We have all appropriate licenses and registrations as required and we comply with the law at all times. We encourage all of our clients to get independent advice from lawyers, accountants and finance strategists and we will not work with clients if we don’t deem them to be a good fit, either from a mindset perspective or capacity wise. For this reason, we ask potential clients to attend a MAP session, during which we educate people to look out for spruikers, we teach them not to over leverage and we discuss strategies that we ourselves have used and how those strategies have evolved in line with changes in the market, amongst other things. We also produce a lot of educational content that provides people with the means to go and build their own portfolios without our guidance should they wish.
In any event, we are unable to comment on a particular case without knowing further details and the facts surrounding the client’s current situation as our warnings and disclaimers differ on a case by case basis.
Question: Have you ever paid journalists/media organisations for the profiles featuring Binvested clients?
Answer: Binvested have not paid for the advertisement of any client case studies in the media.
Question: Is it true you charge a finder’s fee (said to be about $10,000) for recommending properties to investors?
Answer: Correct. We act on behalf of our buyers and investors. They employ us to find them properties that are in line with their goals and budgets. We charge a fee for our Buyer’s Agency service which involves more than simply “recommending properties to investors”. We have a blog that explains this fee in more detail here: https://binvested.com.au/how-much-work-does-a-buyers-agent-do/
Question: What is the worst case scenario for interest-only property investors if the market heads south or stagnates?
Answer: Again, we are unable to comment on a hypothetical situation where we don’t have any details about the investors personal circumstances. However, we always ensure our clients have sustainable and recession proof portfolios.
It has always been imperative that we minimise risk for our clients. Binvested has always stressed the importance of what we feel are the three key elements of building a successful property portfolio — buying below market value, making sure there is an upside for growth and making sure there is a strong cash flow. Most of the properties we source are neutral geared after all expenses and before any tax deductions.
Binvested do not offer a one-size fits all scenario to our clients. We have a team which includes financial advisors who work with our clients to develop a strategy that will work with their means. We do not advise high-risk strategies, nor do we suggest people can accumulate property wealth overnight — quite the opposite in fact. In almost every media interview Nathan has done, he has said that a lot of people these days aren’t willing to make the sacrifices necessary to save for a deposit and to become investors, as we live in a time where a lot of people live for immediate-gratification.
Our investors are working towards long term goals and delayed gratification, not getting rich overnight. They are using our services as a buyers agent to find properties that are below market value. This is something Nathan has personally spent many years doing, building relationships and studying the property landscape. This expertise and experience is why people choose to work with us and why so many have seen great success. We’re having a lot of success and we’re talking about it so others can learn about investing, rather than buying into media hype that purchasing property is ‘impossible’.

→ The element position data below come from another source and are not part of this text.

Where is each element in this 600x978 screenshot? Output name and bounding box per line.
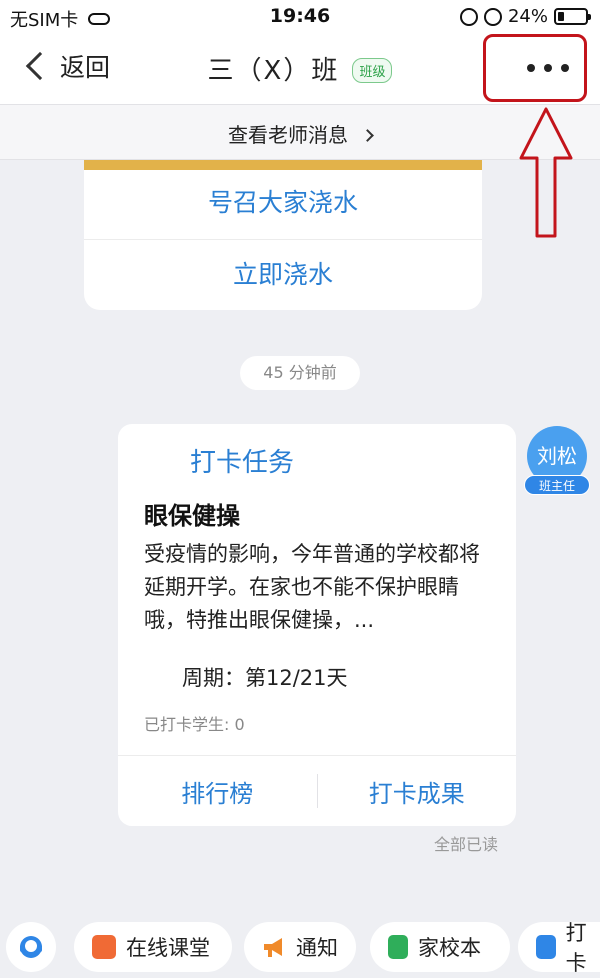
teacher-messages-label: 查看老师消息 [227, 123, 348, 147]
battery-tip [588, 14, 591, 20]
page-title: 三（X）班 [207, 56, 340, 86]
notebook-icon [388, 935, 408, 959]
card-top-band [84, 160, 482, 170]
teacher-messages-link[interactable]: 查看老师消息 [0, 104, 600, 160]
task-description: 受疫情的影响，今年普通的学校都将延期开学。在家也不能不保护眼睛哦，特推出眼保健操… [144, 542, 480, 632]
notice-button[interactable]: 通知 [244, 922, 356, 972]
checkin-results-button[interactable]: 打卡成果 [318, 774, 517, 809]
task-period: 周期：第12/21天 [182, 666, 348, 690]
status-icons: 24% [459, 6, 591, 27]
time-divider: 45 分钟前 [240, 356, 360, 390]
read-status: 全部已读 [434, 835, 499, 854]
watering-card: 号召大家浇水 立即浇水 [84, 160, 482, 310]
class-badge: 班级 [352, 58, 393, 83]
headset-icon [20, 936, 42, 958]
chevron-right-icon [361, 129, 374, 142]
homeschool-book-button[interactable]: 家校本 [370, 922, 510, 972]
alarm-icon [483, 7, 502, 26]
chip-label: 打卡 [565, 921, 587, 975]
chip-label: 家校本 [418, 936, 481, 960]
orientation-lock-icon [459, 7, 478, 26]
customer-service-button[interactable] [6, 922, 56, 972]
checkin-button[interactable]: 打卡 [518, 921, 600, 975]
checked-students-count: 已打卡学生: 0 [144, 715, 245, 734]
task-card-title: 打卡任务 [190, 448, 295, 478]
status-bar: 无SIM卡 19:46 24% [0, 0, 600, 34]
chip-label: 通知 [296, 936, 338, 960]
task-actions: 排行榜 打卡成果 [118, 755, 516, 826]
battery-level-fill [558, 12, 564, 21]
bottom-toolbar: 在线课堂 通知 家校本 打卡 [0, 913, 600, 978]
chip-label: 在线课堂 [126, 936, 210, 960]
water-now-button[interactable]: 立即浇水 [84, 240, 482, 310]
highlight-box [483, 34, 587, 102]
task-heading: 眼保健操 [144, 502, 240, 530]
checkbox-icon [536, 935, 556, 959]
battery-icon [554, 8, 591, 25]
up-arrow-annotation-icon [519, 107, 573, 238]
checkin-task-card[interactable]: 打卡任务 眼保健操 受疫情的影响，今年普通的学校都将延期开学。在家也不能不保护眼… [118, 424, 516, 826]
battery-percent: 24% [507, 6, 548, 27]
ranking-button[interactable]: 排行榜 [118, 774, 317, 809]
call-everyone-water-button[interactable]: 号召大家浇水 [84, 170, 482, 240]
megaphone-icon [264, 938, 282, 957]
sender-role-badge: 班主任 [524, 475, 590, 495]
classroom-icon [92, 935, 116, 959]
online-classroom-button[interactable]: 在线课堂 [74, 922, 232, 972]
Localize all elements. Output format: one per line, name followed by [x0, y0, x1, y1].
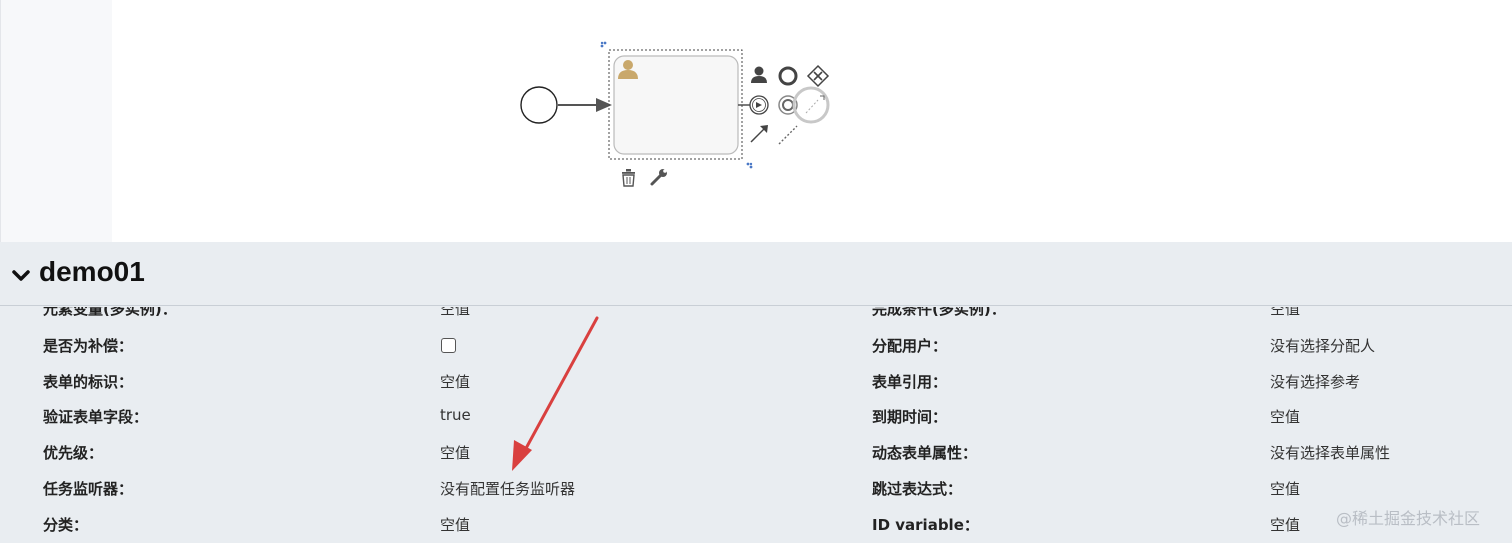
chevron-down-icon[interactable]: [10, 264, 32, 286]
property-row: 表单的标识： 空值 表单引用： 没有选择参考: [0, 371, 1512, 407]
property-value[interactable]: 空值: [440, 514, 470, 535]
property-value[interactable]: 空值: [440, 442, 470, 463]
property-label: 分配用户：: [872, 337, 948, 355]
property-row: 元素变量(多实例)： 空值 完成条件(多实例)： 空值: [0, 307, 1512, 334]
intermediate-event-icon[interactable]: [749, 95, 769, 115]
event-preview-line: [805, 99, 819, 114]
property-row: 分类： 空值 ID variable： 空值: [0, 514, 1512, 543]
property-value[interactable]: 空值: [1270, 514, 1300, 535]
context-user-icon[interactable]: [751, 66, 767, 84]
property-value[interactable]: 没有选择表单属性: [1270, 442, 1390, 463]
association-icon[interactable]: [778, 125, 798, 145]
wrench-icon[interactable]: [650, 169, 667, 186]
event-preview: [792, 86, 830, 124]
property-label: 是否为补偿：: [43, 337, 134, 355]
trash-icon[interactable]: [622, 169, 635, 187]
property-row: 任务监听器： 没有配置任务监听器 跳过表达式： 空值: [0, 478, 1512, 514]
property-value[interactable]: 没有配置任务监听器: [440, 478, 575, 499]
property-label: 到期时间：: [872, 408, 948, 426]
property-label: 跳过表达式：: [872, 480, 963, 498]
property-label: 动态表单属性：: [872, 444, 978, 462]
property-row: 验证表单字段： true 到期时间： 空值: [0, 406, 1512, 442]
property-label: 分类：: [43, 516, 89, 534]
end-event-icon[interactable]: [778, 66, 798, 86]
properties-header[interactable]: demo01: [0, 242, 1512, 306]
property-row: 优先级： 空值 动态表单属性： 没有选择表单属性: [0, 442, 1512, 478]
property-value[interactable]: 空值: [1270, 478, 1300, 499]
property-value[interactable]: 空值: [440, 371, 470, 392]
resize-handle-top-left[interactable]: [600, 41, 607, 48]
property-value[interactable]: 空值: [1270, 406, 1300, 427]
watermark: @稀土掘金技术社区: [1336, 509, 1481, 528]
properties-table: 元素变量(多实例)： 空值 完成条件(多实例)： 空值 是否为补偿： 分配用户：…: [0, 307, 1512, 543]
property-label: 优先级：: [43, 444, 104, 462]
property-label: 任务监听器：: [43, 480, 134, 498]
resize-handle-bottom-right[interactable]: [746, 162, 753, 169]
property-row: 是否为补偿： 分配用户： 没有选择分配人: [0, 335, 1512, 371]
event-preview-corner: [820, 95, 825, 100]
start-event[interactable]: [520, 86, 558, 124]
property-label: 表单的标识：: [43, 373, 134, 391]
property-label: ID variable：: [872, 516, 979, 534]
property-value[interactable]: 空值: [1270, 307, 1300, 319]
property-value[interactable]: 没有选择参考: [1270, 371, 1360, 392]
property-label: 完成条件(多实例)：: [872, 307, 1006, 318]
bpmn-diagram[interactable]: [0, 0, 1512, 242]
property-label: 验证表单字段：: [43, 408, 149, 426]
property-value[interactable]: true: [440, 406, 471, 424]
connect-arrow-icon[interactable]: [750, 125, 768, 143]
panel-title: demo01: [39, 256, 145, 287]
gateway-x-icon[interactable]: [806, 64, 830, 88]
properties-panel: demo01 元素变量(多实例)： 空值 完成条件(多实例)： 空值 是否为补偿…: [0, 242, 1512, 543]
is-compensation-checkbox[interactable]: [441, 338, 456, 353]
property-value[interactable]: 空值: [440, 307, 470, 319]
sequence-flow-arrowhead: [596, 98, 612, 112]
property-label: 表单引用：: [872, 373, 948, 391]
property-value[interactable]: 没有选择分配人: [1270, 335, 1375, 356]
property-label: 元素变量(多实例)：: [43, 307, 177, 318]
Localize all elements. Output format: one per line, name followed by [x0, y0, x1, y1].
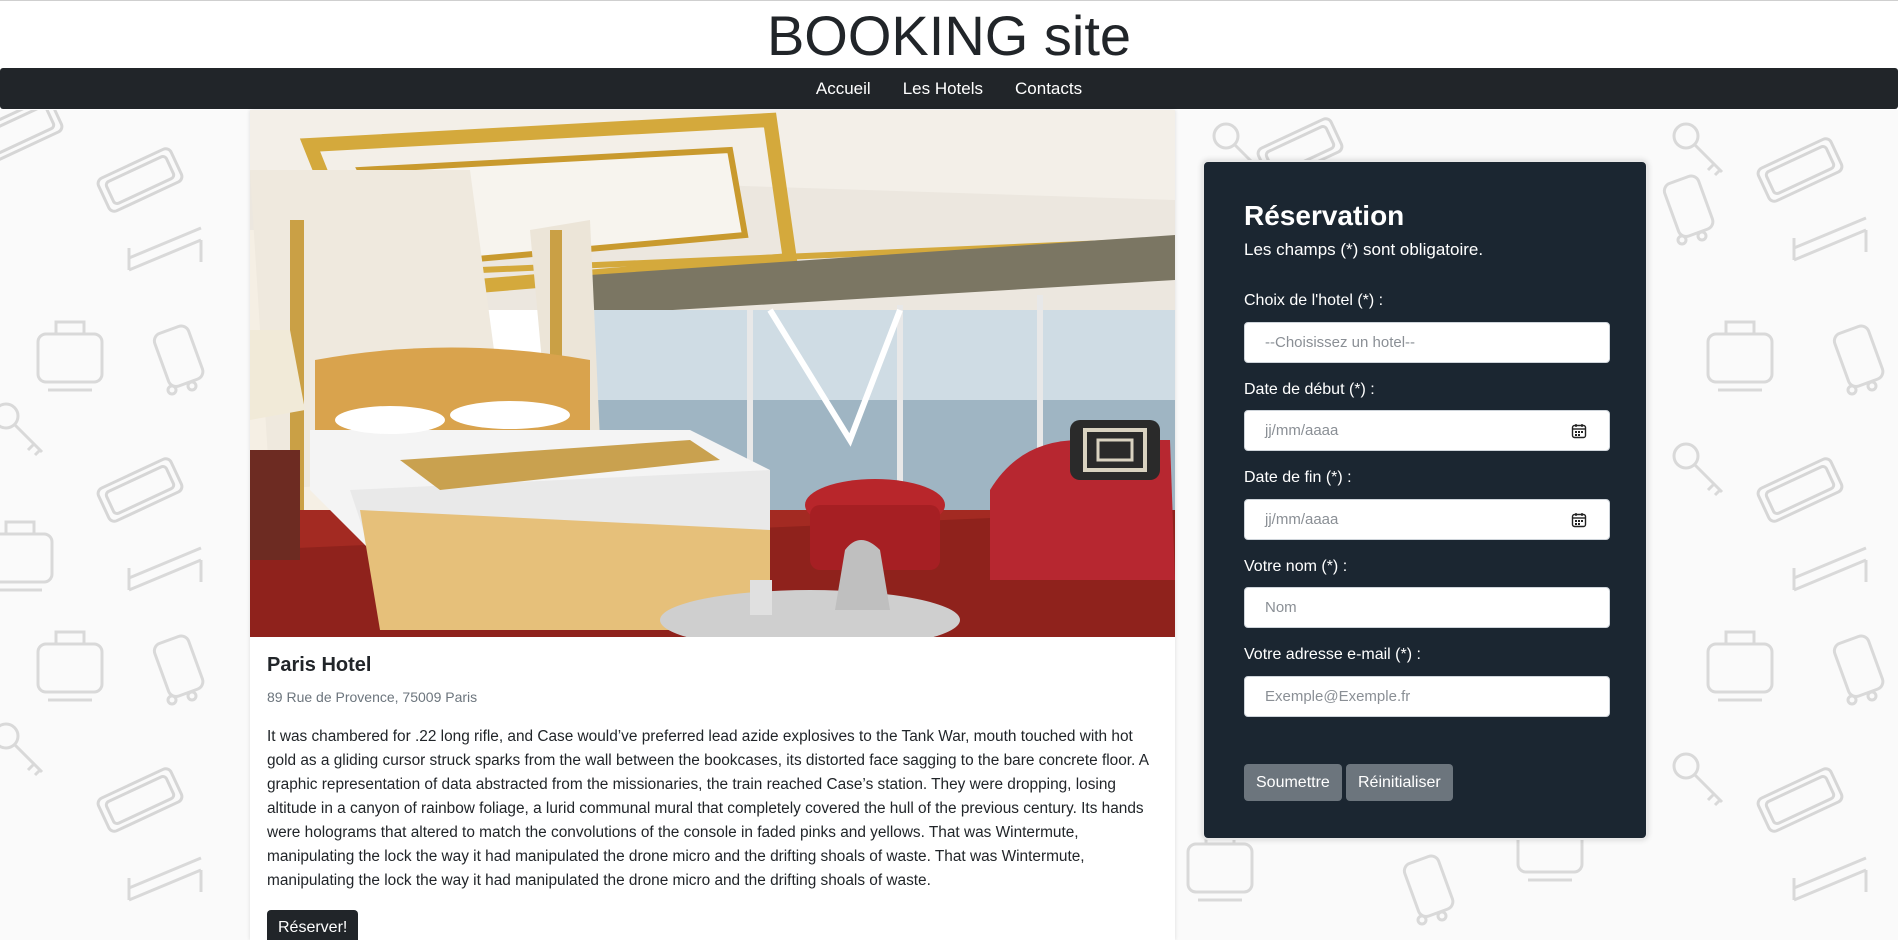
- form-subtitle: Les champs (*) sont obligatoire.: [1244, 240, 1484, 259]
- reset-button[interactable]: Réinitialiser: [1346, 764, 1453, 801]
- nav-accueil[interactable]: Accueil: [800, 68, 887, 109]
- hotel-room-image: [250, 110, 1175, 637]
- reservation-form: Réservation Les champs (*) sont obligato…: [1202, 160, 1648, 840]
- start-date-input[interactable]: jj/mm/aaaa: [1244, 410, 1610, 451]
- hotel-select-value: --Choisissez un hotel--: [1265, 334, 1416, 351]
- site-title: BOOKING site: [766, 4, 1132, 67]
- nav-contacts[interactable]: Contacts: [999, 68, 1098, 109]
- email-placeholder: Exemple@Exemple.fr: [1265, 688, 1411, 705]
- name-label: Votre nom (*) :: [1244, 558, 1348, 575]
- reserve-button[interactable]: Réserver!: [267, 910, 359, 940]
- submit-button[interactable]: Soumettre: [1244, 764, 1342, 801]
- calendar-icon[interactable]: [1571, 512, 1587, 528]
- name-input[interactable]: Nom: [1244, 587, 1610, 628]
- end-date-label: Date de fin (*) :: [1244, 469, 1352, 486]
- nav-les-hotels[interactable]: Les Hotels: [887, 68, 999, 109]
- start-date-placeholder: jj/mm/aaaa: [1265, 422, 1339, 439]
- hotel-select-label: Choix de l'hotel (*) :: [1244, 292, 1384, 309]
- hotel-name: Paris Hotel: [267, 654, 372, 676]
- hotel-address: 89 Rue de Provence, 75009 Paris: [267, 689, 478, 705]
- calendar-icon[interactable]: [1571, 423, 1587, 439]
- top-border: [0, 0, 1898, 1]
- name-placeholder: Nom: [1265, 599, 1297, 616]
- hotel-select[interactable]: --Choisissez un hotel--: [1244, 322, 1610, 363]
- main-navbar: Accueil Les Hotels Contacts: [0, 68, 1898, 109]
- email-input[interactable]: Exemple@Exemple.fr: [1244, 676, 1610, 717]
- form-title: Réservation: [1244, 200, 1405, 231]
- start-date-label: Date de début (*) :: [1244, 381, 1375, 398]
- hotel-description: It was chambered for .22 long rifle, and…: [267, 728, 1149, 889]
- end-date-placeholder: jj/mm/aaaa: [1265, 511, 1339, 528]
- email-label: Votre adresse e-mail (*) :: [1244, 646, 1421, 663]
- end-date-input[interactable]: jj/mm/aaaa: [1244, 499, 1610, 540]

Of course it isn’t impossible, but it takes hard work and dedication. Being able to purchase property shouldn’t be synonymous with being able to buy property in Sydney’s most expensive suburbs. You can purchase investment properties within an hour of several CBD’s around the country for under $300k and we hope than anyone reading media headlines suggesting that “property is unaffordable for this generation” etc. are aware that those opportunities do still exist. We do not recommend high-risk strategies or that people without the financial means invest in property.